Chang'e 3's landing site. Image courtesy Wikipedia In Chinese astrology, the rabbit represents hope. And scientists in China are holding out hope that the country’s moon rover, Yutu (Jade Rabbit), can be repaired after it experienced a mechanical control abnormality Saturday. The abnormality occurred before the rover entered its second scheduled dormancy period — when the rover shuts down while on the dark side of the moon — early Saturday morning U.S. time, according to Xinhua news agency. The mechanical problem occurred due to a “complicated lunar surface environment,” China’s State Administration of Science, Technology and Industry for National Defense (SASTIND) told Xinhua.
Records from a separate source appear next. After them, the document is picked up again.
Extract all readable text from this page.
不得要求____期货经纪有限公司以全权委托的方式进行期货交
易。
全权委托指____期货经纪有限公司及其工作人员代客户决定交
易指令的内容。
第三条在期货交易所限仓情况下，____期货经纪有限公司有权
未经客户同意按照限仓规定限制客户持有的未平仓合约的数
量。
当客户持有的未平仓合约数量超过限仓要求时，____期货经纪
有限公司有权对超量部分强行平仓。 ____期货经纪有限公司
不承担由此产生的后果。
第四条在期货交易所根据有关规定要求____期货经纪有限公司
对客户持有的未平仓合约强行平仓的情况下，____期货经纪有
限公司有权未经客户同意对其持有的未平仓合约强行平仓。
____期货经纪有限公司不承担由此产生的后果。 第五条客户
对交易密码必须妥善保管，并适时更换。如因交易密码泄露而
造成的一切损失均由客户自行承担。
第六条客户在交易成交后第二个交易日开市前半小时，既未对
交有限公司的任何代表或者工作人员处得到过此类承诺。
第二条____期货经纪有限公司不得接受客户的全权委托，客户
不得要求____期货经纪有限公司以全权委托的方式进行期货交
It's unclear how serious the malfunction is, or what specifically occurred, since SASTIND offered limited information about the problem. Although details are lacking, a report by Xinhua, written from the perspective of the rover, sounds a dire note. The status report was quoted on CNN:
"My masters are staying up all night working for a solution. I heard their eyes are looking more like my red rabbit eyes. Nevertheless, I'm aware that I might not survive this lunar night."
Jade Rabbit Repair
Scientists are scrambling to find a fix for the rover. In the meantime, millions of users on the Chinese social media outlet Sina Weibo are encouraging scientists by sharing “#hang in there Jade Rabbit.” Jade Rabbit, and its lander Chang’e 3, were set to go dormant for the mission’s second lunar night — which lasts 14 Earth days — when the abnormality was discovered. During the lunar night, there is no sunshine to power Jade Rabbit’s solar panel and exploration ceases. Temperatures also dip to a frigid -180 degrees Celsius during the lunar night, and shutting down the rover helps protect its delicate electronic components. If the rover doesn't hibernate properly, it may not survive its fortnight in the bitter cold. Jade Rabbit has already chalked up some successes since the Chang’e-3 mission (which delivered the rover) made its soft-landing on the moon on Dec. 14. After the mission's first lunar night, the lander’s telescope observed the sky, and its ultraviolet camera observed the Earth’s plasmasphere. Jade Rabbit has utilized its X-ray spectrometer to study material on the moon's surface as well as its radar to study the moon's subsurface composition. Still, the rover was expected to operate for at least three months.